To rationalise the denominator, remove the surd from the denominator by multiplying by a suitable form of 1.
- Example: 1/√3
- Multiply top and bottom by √3.
- = √3 / 3
1/(2 + √3) × (2 − √3)/(2 − √3).
This method ensures the denominator becomes rational.
7. What is the difference between a surd and a rational number?
A surd is an irrational root that cannot be expressed as a simple fraction, while a rational number can be written as a fraction of integers.
- Example of a surd: √2
- Example of a rational number: 1/2, 0.75, 4
- Surds produce non-terminating, non-repeating decimals.

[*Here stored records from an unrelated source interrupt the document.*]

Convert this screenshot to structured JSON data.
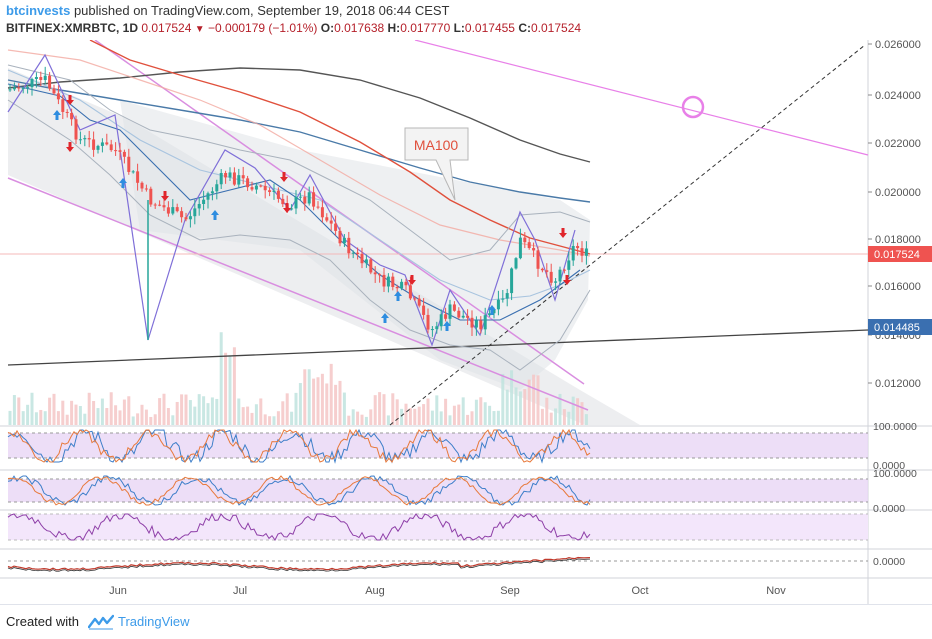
{
  "header": {
    "author": "btcinvests",
    "published_text": "published on TradingView.com, September 19, 2018 06:44 CEST",
    "symbol": "BITFINEX:XMRBTC, 1D",
    "last": "0.017524",
    "change": "−0.000179 (−1.01%)",
    "open_label": "O:",
    "open": "0.017638",
    "high_label": "H:",
    "high": "0.017770",
    "low_label": "L:",
    "low": "0.017455",
    "close_label": "C:",
    "close": "0.017524"
  },
  "price_axis": {
    "ticks": [
      "0.026000",
      "0.024000",
      "0.022000",
      "0.020000",
      "0.018000",
      "0.016000",
      "0.014000",
      "0.012000"
    ],
    "current_price": "0.017524",
    "support_price": "0.014485"
  },
  "annotation": {
    "label": "MA100"
  },
  "indicator_axes": {
    "pane1": [
      "100.0000",
      "0.0000"
    ],
    "pane2": [
      "100.0000",
      "0.0000"
    ],
    "pane4": [
      "0.0000"
    ]
  },
  "time_axis": {
    "labels": [
      "Jun",
      "Jul",
      "Aug",
      "Sep",
      "Oct",
      "Nov"
    ]
  },
  "footer": {
    "created_with": "Created with",
    "brand": "TradingView"
  },
  "colors": {
    "up": "#26a69a",
    "down": "#ef5350",
    "trendline": "#e880e8",
    "ma_blue": "#4a7aa8",
    "ma_red": "#e0503c",
    "ma_dark": "#555555",
    "zigzag": "#7f6fd8"
  }
}
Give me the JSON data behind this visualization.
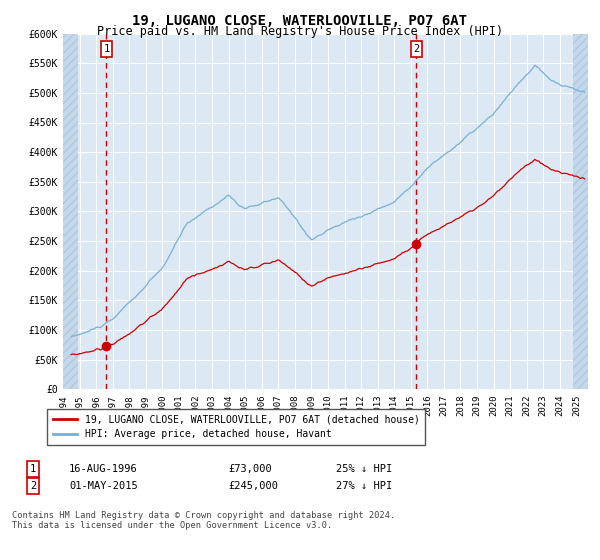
{
  "title": "19, LUGANO CLOSE, WATERLOOVILLE, PO7 6AT",
  "subtitle": "Price paid vs. HM Land Registry's House Price Index (HPI)",
  "title_fontsize": 10,
  "subtitle_fontsize": 8.5,
  "bg_color": "#dce9f5",
  "grid_color": "#ffffff",
  "red_line_color": "#cc0000",
  "blue_line_color": "#7aafd4",
  "marker_color": "#cc0000",
  "dashed_line_color": "#cc0000",
  "purchase1_x": 1996.625,
  "purchase1_y": 73000,
  "purchase1_label": "1",
  "purchase2_x": 2015.333,
  "purchase2_y": 245000,
  "purchase2_label": "2",
  "ylim": [
    0,
    600000
  ],
  "xlim_start": 1994.0,
  "xlim_end": 2025.7,
  "yticks": [
    0,
    50000,
    100000,
    150000,
    200000,
    250000,
    300000,
    350000,
    400000,
    450000,
    500000,
    550000,
    600000
  ],
  "ytick_labels": [
    "£0",
    "£50K",
    "£100K",
    "£150K",
    "£200K",
    "£250K",
    "£300K",
    "£350K",
    "£400K",
    "£450K",
    "£500K",
    "£550K",
    "£600K"
  ],
  "legend_label_red": "19, LUGANO CLOSE, WATERLOOVILLE, PO7 6AT (detached house)",
  "legend_label_blue": "HPI: Average price, detached house, Havant",
  "note1_num": "1",
  "note1_date": "16-AUG-1996",
  "note1_price": "£73,000",
  "note1_hpi": "25% ↓ HPI",
  "note2_num": "2",
  "note2_date": "01-MAY-2015",
  "note2_price": "£245,000",
  "note2_hpi": "27% ↓ HPI",
  "footer": "Contains HM Land Registry data © Crown copyright and database right 2024.\nThis data is licensed under the Open Government Licence v3.0.",
  "hatch_left_end": 1994.9,
  "hatch_right_start": 2024.8
}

8. What are like and unlike surds?
Like surds have the same radical part, while unlike surds have different numbers inside the root.
- Like surds: 3√7 and 5√7
- Unlike surds: √2 and √3
- Only like surds can be added or subtracted directly.
9. Can you give an example of solving an equation with surds?
An equation with surds can be solved by isolating the root and squaring both sides carefully.
- Example: √x = 5
- Square both sides: x = 25
√(x + 1) = 3
Square both sides:
x + 1 = 9
x = 8.
Always check your solution in the original equation.
10. Why do we use surds instead of decimals?
We use surds to keep exact values instead of rounded decimal approximations.
- Example: √2 ≈ 1.414 (rounded), but √2 is exact.
- In geometry, the diagonal of a unit square is √2, which is more accurate than a rounded decimal.
- Surds prevent rounding errors in algebraic calculations.